I applied the same calculations to my results and got the following:
N=512 random numbers ULP (FFTW-SP)=0.80 ULP (CUFFT):1.50
N=4096 random numbers ULP (FFTW-SP)=1.0 ULP (CUFFT):2.0
N=8192 random numbers ULP (FFTW-SP)=1.0 ULP (CUFFT):2.3
N=512 my data slice ULP (FFTW-SP)=0.93 ULP (CUFFT):2.65
N=600 my data slice ULP (FFTW-SP)=1.04 ULP (CUFFT):5.03
Comparing these numbers to all the performance tables in the vvolkov thread, it seems that the errors I am seeing are in the expected range, even though they can be several times worse those from the FFTW single-precision calculations.
For interest’s sake, here are the embarrassing performance metrics of vvolkov’s FFT code for my system (NVS290 only has 2 multi-processsors). You’ll see that it crashed part way through. Note that the listed error is the maximum found in all the batches.
I used the precompiled binaries from http://www.fftw.org/install/windows.html which use SSE for single-precision and SSE2 for double precision. So yes, the FFTW library that I was using had SSE enabled. Do you expect SSE to change the accuracy of FFTW?
Well, I expect FFTW without SSE to be more accurate than with SSE.
Anyway, I just talked to the main CUFFT developer, and there were two main points (but keep in mind I am not an expert at all on things like this so I may be bungling what he said–I’m a systems guy):
he thinks that comparing error by doing IFFT(FFT(data)) is not necessarily the best way to do it–he recommends doing only an FFT and comparing the results of FFTW and CUFFT.
if there are particular sizes you are worried about for whatever reason, you are more than welcome to file a bug as a registered developer.
My first test was as you suggested: comparing FFT results from FFTW single-precision and CUFFT. I included the IFFT(FFT(X)) test because I was implementing a replacement to Matlab’s interpft (FFT, zero-pad, IFFT ).
It seems to vary from FFTW for all sizes, just worse for lengths that are not powers of small primes (as stated in the CUFFT 2.1 doc). I also tried out vvolkov’s FFT and his errors were similar to the CUFFT implementation, which leads me to think that the errors are on the expected level… I just don’t understand why they are so much worse that FFTW (relatively speaking, of course) .

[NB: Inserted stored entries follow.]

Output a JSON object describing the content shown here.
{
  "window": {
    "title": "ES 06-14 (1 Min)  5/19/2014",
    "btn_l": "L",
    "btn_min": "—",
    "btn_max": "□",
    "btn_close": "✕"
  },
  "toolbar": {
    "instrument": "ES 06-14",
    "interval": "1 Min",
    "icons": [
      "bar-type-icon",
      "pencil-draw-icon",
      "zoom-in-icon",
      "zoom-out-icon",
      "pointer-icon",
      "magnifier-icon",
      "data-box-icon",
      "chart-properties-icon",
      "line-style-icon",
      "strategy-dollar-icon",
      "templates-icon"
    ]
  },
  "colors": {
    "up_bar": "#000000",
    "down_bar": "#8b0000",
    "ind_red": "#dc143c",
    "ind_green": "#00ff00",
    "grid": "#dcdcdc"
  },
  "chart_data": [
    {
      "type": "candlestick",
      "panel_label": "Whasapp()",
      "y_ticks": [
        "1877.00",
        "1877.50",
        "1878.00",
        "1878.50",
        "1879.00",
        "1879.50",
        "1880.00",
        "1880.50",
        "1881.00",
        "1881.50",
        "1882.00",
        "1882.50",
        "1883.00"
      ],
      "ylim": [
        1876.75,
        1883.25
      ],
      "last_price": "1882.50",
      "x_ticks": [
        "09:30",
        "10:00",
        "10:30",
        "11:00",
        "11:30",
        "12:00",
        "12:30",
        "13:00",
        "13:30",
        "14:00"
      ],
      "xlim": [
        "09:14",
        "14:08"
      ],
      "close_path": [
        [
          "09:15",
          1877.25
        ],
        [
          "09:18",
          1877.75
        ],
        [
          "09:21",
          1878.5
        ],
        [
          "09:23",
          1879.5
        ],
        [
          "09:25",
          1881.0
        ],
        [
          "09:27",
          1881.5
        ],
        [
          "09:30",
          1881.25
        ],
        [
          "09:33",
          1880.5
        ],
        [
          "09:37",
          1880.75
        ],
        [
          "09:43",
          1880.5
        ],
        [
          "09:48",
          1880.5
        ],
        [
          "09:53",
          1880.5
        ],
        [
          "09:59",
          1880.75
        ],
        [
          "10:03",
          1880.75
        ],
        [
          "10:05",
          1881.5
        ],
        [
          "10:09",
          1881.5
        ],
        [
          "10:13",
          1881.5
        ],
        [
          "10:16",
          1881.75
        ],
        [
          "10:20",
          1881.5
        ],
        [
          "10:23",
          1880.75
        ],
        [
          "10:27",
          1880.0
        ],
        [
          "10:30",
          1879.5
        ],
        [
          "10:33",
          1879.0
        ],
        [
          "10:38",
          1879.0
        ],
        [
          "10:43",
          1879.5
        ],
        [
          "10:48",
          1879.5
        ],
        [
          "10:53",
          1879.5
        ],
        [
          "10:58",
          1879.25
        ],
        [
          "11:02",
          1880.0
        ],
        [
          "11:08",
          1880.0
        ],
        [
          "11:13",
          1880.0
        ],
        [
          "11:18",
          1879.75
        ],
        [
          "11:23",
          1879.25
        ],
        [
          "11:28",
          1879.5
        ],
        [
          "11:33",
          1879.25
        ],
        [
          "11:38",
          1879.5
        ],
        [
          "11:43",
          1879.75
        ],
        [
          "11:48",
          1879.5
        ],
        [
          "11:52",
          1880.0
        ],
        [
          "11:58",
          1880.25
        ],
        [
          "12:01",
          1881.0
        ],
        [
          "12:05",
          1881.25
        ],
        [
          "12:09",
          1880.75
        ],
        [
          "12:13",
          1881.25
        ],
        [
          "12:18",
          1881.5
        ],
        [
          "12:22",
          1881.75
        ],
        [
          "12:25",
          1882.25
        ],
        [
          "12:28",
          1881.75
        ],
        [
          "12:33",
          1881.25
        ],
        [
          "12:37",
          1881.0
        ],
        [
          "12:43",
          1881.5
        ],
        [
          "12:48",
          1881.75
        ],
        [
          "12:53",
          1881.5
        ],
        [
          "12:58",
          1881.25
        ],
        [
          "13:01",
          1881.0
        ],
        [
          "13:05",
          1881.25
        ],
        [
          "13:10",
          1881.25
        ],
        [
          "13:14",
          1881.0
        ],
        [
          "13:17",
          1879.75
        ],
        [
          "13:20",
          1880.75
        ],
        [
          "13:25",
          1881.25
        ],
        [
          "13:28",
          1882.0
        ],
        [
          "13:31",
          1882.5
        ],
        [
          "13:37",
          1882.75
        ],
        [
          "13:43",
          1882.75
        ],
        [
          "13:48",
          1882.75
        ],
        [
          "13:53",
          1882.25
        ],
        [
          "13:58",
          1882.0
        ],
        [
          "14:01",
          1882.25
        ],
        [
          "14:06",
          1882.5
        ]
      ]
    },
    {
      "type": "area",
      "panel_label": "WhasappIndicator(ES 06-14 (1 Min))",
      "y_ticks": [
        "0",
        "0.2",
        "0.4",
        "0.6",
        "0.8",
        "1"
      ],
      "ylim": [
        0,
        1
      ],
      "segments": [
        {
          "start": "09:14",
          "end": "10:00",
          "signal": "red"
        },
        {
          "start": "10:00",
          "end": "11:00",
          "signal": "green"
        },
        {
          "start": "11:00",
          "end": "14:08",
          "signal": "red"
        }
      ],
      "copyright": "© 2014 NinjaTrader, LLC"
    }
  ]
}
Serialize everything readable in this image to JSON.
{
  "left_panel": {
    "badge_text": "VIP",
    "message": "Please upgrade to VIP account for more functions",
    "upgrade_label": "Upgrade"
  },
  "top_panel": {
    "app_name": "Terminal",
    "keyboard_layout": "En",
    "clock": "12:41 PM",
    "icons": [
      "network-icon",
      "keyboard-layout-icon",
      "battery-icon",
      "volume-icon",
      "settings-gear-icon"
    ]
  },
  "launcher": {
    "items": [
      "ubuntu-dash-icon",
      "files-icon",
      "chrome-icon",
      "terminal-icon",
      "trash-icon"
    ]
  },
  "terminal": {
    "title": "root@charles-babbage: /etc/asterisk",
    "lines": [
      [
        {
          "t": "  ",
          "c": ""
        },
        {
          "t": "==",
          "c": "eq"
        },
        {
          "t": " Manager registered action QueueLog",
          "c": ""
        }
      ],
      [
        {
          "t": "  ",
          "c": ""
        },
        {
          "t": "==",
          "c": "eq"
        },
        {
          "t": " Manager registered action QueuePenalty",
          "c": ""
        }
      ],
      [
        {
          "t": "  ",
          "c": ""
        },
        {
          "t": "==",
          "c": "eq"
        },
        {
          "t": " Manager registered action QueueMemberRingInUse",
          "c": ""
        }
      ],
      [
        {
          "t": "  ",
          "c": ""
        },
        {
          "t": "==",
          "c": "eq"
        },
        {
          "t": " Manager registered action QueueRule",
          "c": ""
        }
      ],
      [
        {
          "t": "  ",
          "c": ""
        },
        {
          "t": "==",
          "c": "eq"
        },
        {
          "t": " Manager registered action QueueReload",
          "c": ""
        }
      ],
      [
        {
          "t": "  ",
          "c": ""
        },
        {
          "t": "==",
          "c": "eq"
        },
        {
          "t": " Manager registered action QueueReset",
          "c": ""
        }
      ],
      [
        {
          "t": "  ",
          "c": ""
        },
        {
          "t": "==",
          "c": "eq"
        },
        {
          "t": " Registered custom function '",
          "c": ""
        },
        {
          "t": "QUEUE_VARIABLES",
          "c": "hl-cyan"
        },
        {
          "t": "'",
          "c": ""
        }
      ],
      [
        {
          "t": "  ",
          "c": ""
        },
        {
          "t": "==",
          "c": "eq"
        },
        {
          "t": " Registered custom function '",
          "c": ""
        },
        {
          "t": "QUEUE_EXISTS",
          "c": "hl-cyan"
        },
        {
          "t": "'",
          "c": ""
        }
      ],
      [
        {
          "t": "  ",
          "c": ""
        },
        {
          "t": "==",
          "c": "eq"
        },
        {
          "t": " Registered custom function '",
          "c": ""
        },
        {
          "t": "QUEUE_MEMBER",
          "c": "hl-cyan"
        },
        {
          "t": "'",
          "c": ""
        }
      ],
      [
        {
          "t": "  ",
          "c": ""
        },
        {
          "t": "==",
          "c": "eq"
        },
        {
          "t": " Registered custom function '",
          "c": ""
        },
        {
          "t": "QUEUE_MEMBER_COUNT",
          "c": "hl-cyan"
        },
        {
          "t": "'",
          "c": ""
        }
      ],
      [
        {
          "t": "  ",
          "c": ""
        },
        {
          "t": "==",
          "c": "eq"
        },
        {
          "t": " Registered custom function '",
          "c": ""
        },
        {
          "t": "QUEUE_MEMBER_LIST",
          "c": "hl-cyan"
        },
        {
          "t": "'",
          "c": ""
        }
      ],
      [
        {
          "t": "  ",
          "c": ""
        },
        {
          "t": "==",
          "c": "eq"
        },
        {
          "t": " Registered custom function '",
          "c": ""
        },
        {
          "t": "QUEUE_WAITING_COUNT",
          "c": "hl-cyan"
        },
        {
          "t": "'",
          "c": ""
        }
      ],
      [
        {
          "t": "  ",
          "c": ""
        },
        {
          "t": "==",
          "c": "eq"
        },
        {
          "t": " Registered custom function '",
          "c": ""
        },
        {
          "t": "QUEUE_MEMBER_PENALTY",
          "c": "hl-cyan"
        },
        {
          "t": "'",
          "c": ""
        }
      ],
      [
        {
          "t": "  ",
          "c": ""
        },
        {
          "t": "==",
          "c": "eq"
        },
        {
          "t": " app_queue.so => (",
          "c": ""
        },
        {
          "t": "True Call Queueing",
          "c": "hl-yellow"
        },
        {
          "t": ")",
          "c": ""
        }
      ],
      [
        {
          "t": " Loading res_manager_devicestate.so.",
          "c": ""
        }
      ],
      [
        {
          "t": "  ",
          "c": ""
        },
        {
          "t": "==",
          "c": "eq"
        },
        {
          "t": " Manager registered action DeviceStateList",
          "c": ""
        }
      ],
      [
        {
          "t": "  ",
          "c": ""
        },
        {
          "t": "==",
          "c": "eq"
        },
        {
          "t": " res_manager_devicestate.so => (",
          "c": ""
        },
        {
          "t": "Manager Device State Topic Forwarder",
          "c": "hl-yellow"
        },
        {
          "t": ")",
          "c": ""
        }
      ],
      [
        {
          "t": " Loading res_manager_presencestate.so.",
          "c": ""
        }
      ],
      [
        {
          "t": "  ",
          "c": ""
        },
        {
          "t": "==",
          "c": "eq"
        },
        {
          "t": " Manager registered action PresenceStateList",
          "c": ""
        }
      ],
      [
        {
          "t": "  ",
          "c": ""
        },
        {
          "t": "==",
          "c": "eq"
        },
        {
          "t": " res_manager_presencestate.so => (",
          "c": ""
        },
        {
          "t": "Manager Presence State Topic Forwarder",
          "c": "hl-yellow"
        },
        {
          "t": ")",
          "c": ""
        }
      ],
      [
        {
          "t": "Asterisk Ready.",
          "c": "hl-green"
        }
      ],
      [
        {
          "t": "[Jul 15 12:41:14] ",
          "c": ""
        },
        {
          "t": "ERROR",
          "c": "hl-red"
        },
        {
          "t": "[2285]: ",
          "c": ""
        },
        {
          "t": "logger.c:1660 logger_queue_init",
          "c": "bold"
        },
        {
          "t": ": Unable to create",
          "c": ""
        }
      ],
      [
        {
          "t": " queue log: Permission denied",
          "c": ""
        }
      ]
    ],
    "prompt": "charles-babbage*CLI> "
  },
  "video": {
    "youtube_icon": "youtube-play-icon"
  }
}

Sin and cos implemented in GPU hardware have lower precision than on CPU. The description of __sinf and cosf in CUDA programing guide (http://developer.download.nvidia.com/compu…2.pdf#page=131) details out the absolute error of 2^-21.19. This is a few bits fewer than full IEEE single precision (I believe it is 2^-23, which is the largest relative gap between two subsequent floating point numbers. It’s not half of it since the standard does not require transcendental functions to be exactly rounded because of table makers’s dilemma).
CUDA also has full-precision sin and cos operations. But they are implemented in software and run much slower.